«Nunca me abandones»
R.?U., 2010. Director: Mark Romanek. Intérpretes: Carey Mulligan, Keira Knightley, Andrew Gardfield, Charlotte Rampling. Ciencia-ficción. 104 minutos.
La ciencia ficción conoce muchos caminos y es un alivio adentrarse en aquel que huye de los efectos especiales. Que sea creíble, que el lector o el espectador la viva como algo real, que trate los problemas humanos colocados en un mundo distinto al que conocemos, era regla de oro de los precursores del género y hoy abandonados por el cine-espectáculo. Donde los límites entre la realidad y la fantasía se estrechan se sitúa Nunca me abandones, cuyo título castellano no respeta las sugerencias del original, que hablan más bien de un No me dejes ir, en clara referencia a la muerte prematura. Es la historia de un triángulo de amistad y amor entre dos chicas y un chico, criados en una sociedad amoral, que los educa como clones destinados para trasplantes, seres humanos que conocen su fecha de caducidad que llega normalmente con la segunda o tercera donación, poco después de cumplir 25 años.
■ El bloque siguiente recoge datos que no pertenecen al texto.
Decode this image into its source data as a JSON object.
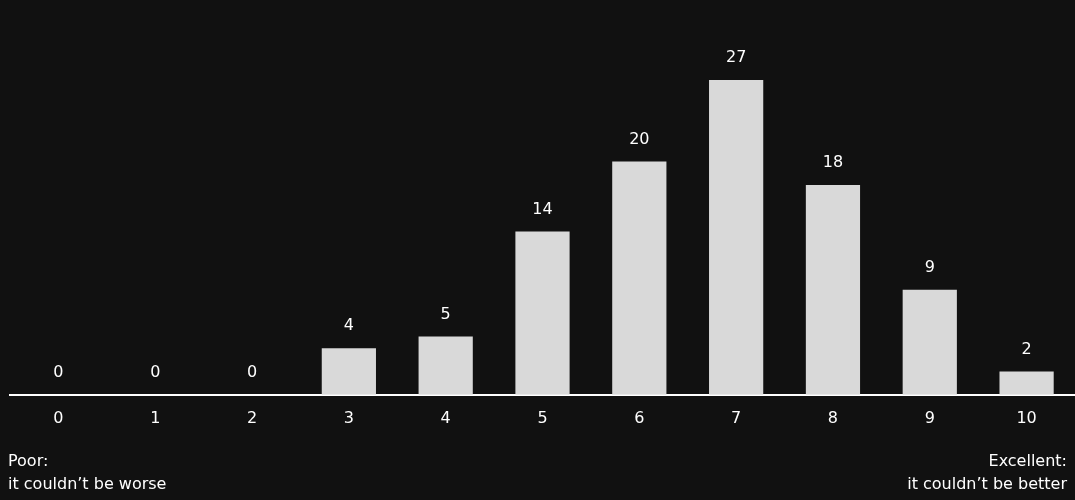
{
  "chart_data": {
    "type": "bar",
    "categories": [
      "0",
      "1",
      "2",
      "3",
      "4",
      "5",
      "6",
      "7",
      "8",
      "9",
      "10"
    ],
    "values": [
      0,
      0,
      0,
      4,
      5,
      14,
      20,
      27,
      18,
      9,
      2
    ],
    "color": "#d9d9d9",
    "data_labels": true,
    "legend": false,
    "annotations": [
      "Poor:\nit couldn’t be worse",
      "Excellent:\nit couldn’t be better"
    ]
  }
}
Desconocemos la novela que inspira la película, escrita por Kazuo Ishiguro, japonés afincado en Inglaterra, pero no deja de ser curioso que otra obra del autor ya fuera la base de Lo que queda del día, donde un personaje «normal», interpretado por Anthony Hopkins, sufría los mismos males de miedo al amor, al sexo y a la muerte, que estos tiernos clones del filme que nos ocupa.
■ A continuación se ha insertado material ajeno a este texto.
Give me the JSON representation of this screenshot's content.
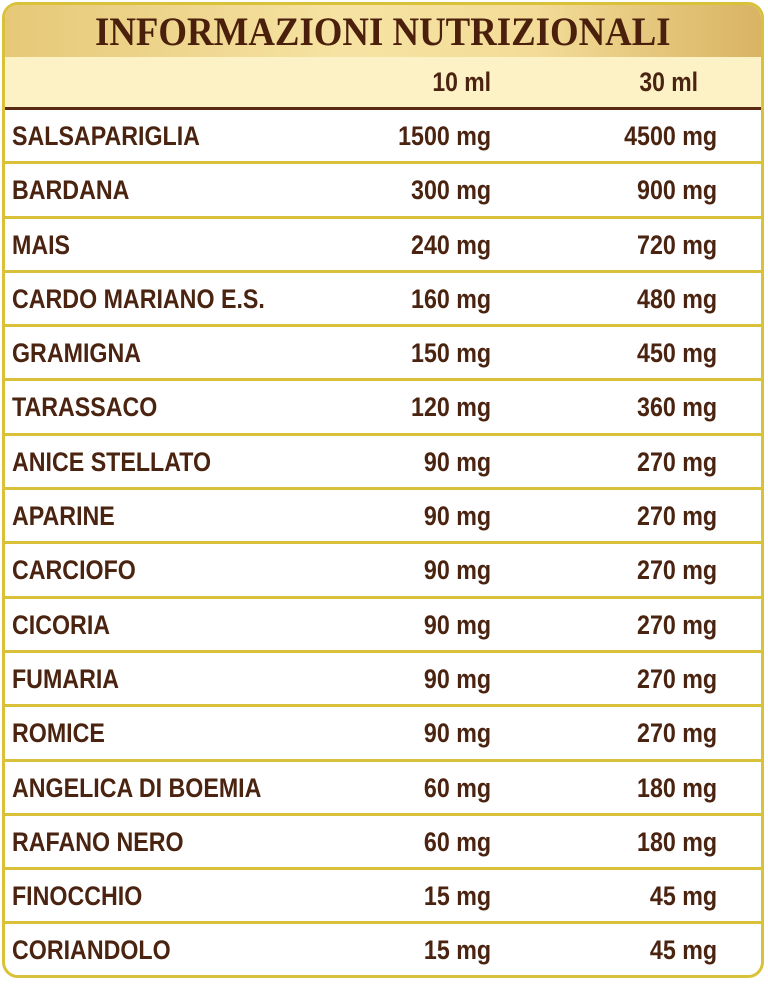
{
  "title": "INFORMAZIONI NUTRIZIONALI",
  "columns": [
    "10 ml",
    "30 ml"
  ],
  "rows": [
    {
      "name": "SALSAPARIGLIA",
      "v10": "1500 mg",
      "v30": "4500 mg"
    },
    {
      "name": "BARDANA",
      "v10": "300 mg",
      "v30": "900 mg"
    },
    {
      "name": "MAIS",
      "v10": "240 mg",
      "v30": "720 mg"
    },
    {
      "name": "CARDO MARIANO E.S.",
      "v10": "160 mg",
      "v30": "480 mg"
    },
    {
      "name": "GRAMIGNA",
      "v10": "150 mg",
      "v30": "450 mg"
    },
    {
      "name": "TARASSACO",
      "v10": "120 mg",
      "v30": "360 mg"
    },
    {
      "name": "ANICE STELLATO",
      "v10": "90 mg",
      "v30": "270 mg"
    },
    {
      "name": "APARINE",
      "v10": "90 mg",
      "v30": "270 mg"
    },
    {
      "name": "CARCIOFO",
      "v10": "90 mg",
      "v30": "270 mg"
    },
    {
      "name": "CICORIA",
      "v10": "90 mg",
      "v30": "270 mg"
    },
    {
      "name": "FUMARIA",
      "v10": "90 mg",
      "v30": "270 mg"
    },
    {
      "name": "ROMICE",
      "v10": "90 mg",
      "v30": "270 mg"
    },
    {
      "name": "ANGELICA DI BOEMIA",
      "v10": "60 mg",
      "v30": "180 mg"
    },
    {
      "name": "RAFANO NERO",
      "v10": "60 mg",
      "v30": "180 mg"
    },
    {
      "name": "FINOCCHIO",
      "v10": "15 mg",
      "v30": "45 mg"
    },
    {
      "name": "CORIANDOLO",
      "v10": "15 mg",
      "v30": "45 mg"
    }
  ],
  "colors": {
    "text": "#4a2410",
    "border": "#d9c23a",
    "header_bg": "#fdf2c6",
    "rule": "#5a2a12"
  }
}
Es inevitable evocar a los replicantes de Philip K. Dick y Blade Runner, pero Nunca me abandones está claramente influenciada por el mito de Prometeo, el Frankenstein de Mary Shelley y por un pequeño clásico olvidado de la SF, Mandrágora.
La película tiene un extraño atractivo, difícilmente definible, que se revaloriza a medida que avanza la acción. La música de cuerda de Rachel Portman juega a la contención, pero finalmente acaba siendo arrebatadora. La melancolía de los escenarios invernales, decorados contemporáneos y la interpretación de los actores, con las bridas bien puestas, es muy eficaz, sobre todo la de esa muñeca ligeramente pepona y eternamente joven que es Carey Mulligan. El trabajo con los objetos inanimados, juguetes rotos, telas rasgadas enganchadas a las ramas de los árboles, crea una atmósfera asfixiante y poética. Quizá no estamos ante un filme redondo, ni brillante, pero lo recordaremos con el paso del tiempo y esto, en la era de celuloide fungible que vivimos, ya es mucho.